EV charging firm Pod Point to float on London Stock Exchange
After a year of preparation, electric vehicle (EV) charging firm Pod Point announced today its intention to float on the London Stock Exchange by mid-November.
The company – which was acquired by energy giant EDF in February 2020 – is expected to have a premium listing with a 25 per cent free float. As a result of the initial public offering (IPO), the French provider will go from having a majority stake to a 50 per cent ownership.
“An IPO would be a massive milestone in Pod Point’s journey, enabling us to continue investing in our network, charge points, technology, and people, while helping us progress towards our goal of a Pod Point everywhere you park,” said Pod Point’s chief executive Erik Fairbairn.
The IPO will comprise a primary offer of new shares that will go to support the company’s growth plans.
Founded in 2009 by Fairbairn, in recent years Pod Point has acquired a 50 to 60 per cent share in the home charging market, coming in second place in the workplace charging market with a share between 10 and 20 per cent.

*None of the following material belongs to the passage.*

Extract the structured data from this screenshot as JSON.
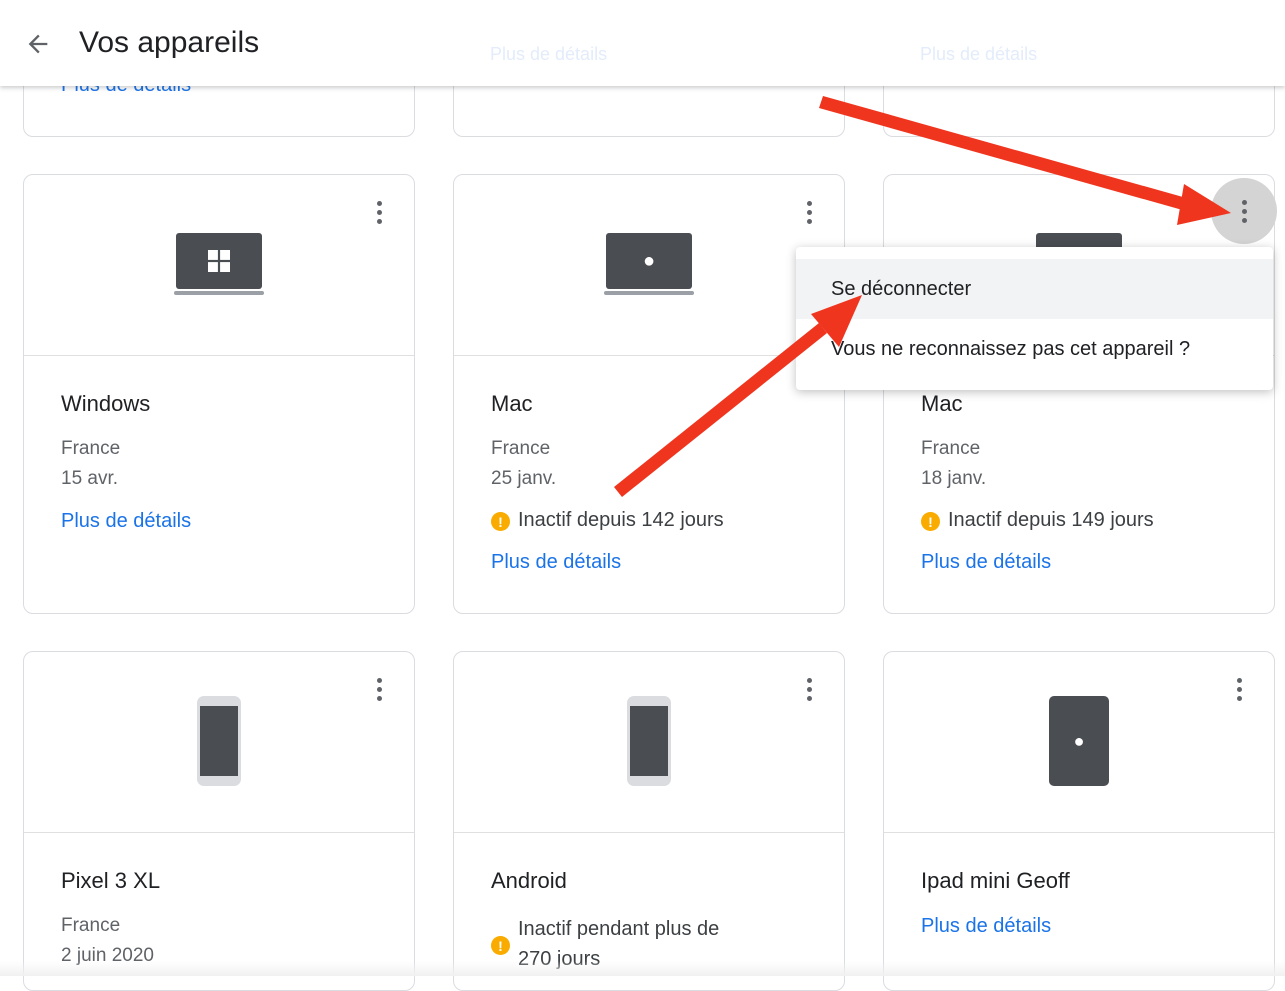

Fairbairn told City A.M. that there was not a better time for the company to go public, as the IPO will bring investment that the company will use to invest heavily and accelerate production.
“We really think electric vehicles are about to significantly take off in the UK,” Fairbairn told City A.M.
“It’s the perfect time to invest heavily in the charging infrastructure and make sure that we end up in a world where travel doesn’t damage the Earth.”
Fairbairn added that the IPO was also a massive vote of confidence on the market’s side, marking the first day in the company’s next phase. “Although Pod Point is nearly 13 years old, I think of the IPO almost as day one,” he said.
“This is Pod Point’s first part of the next phase where we massively scale up the amount of charging infrastructure just as electric vehicles are beginning to really capture the public’s imagination.”
Valued $3.8bn in 2019, the overall EV charging market is expected to reach around $25bn by 2027. According to Fairbairn, such an exponential growth was caused by a series of factors – including a decrease in EV prices and running costs as well the pressing need to tackle climate change.
“Looking back in the future, [we’ll ask] when electric vehicles really happened? And the answer will be about now when they suddenly took off,” Fairbairn concluded.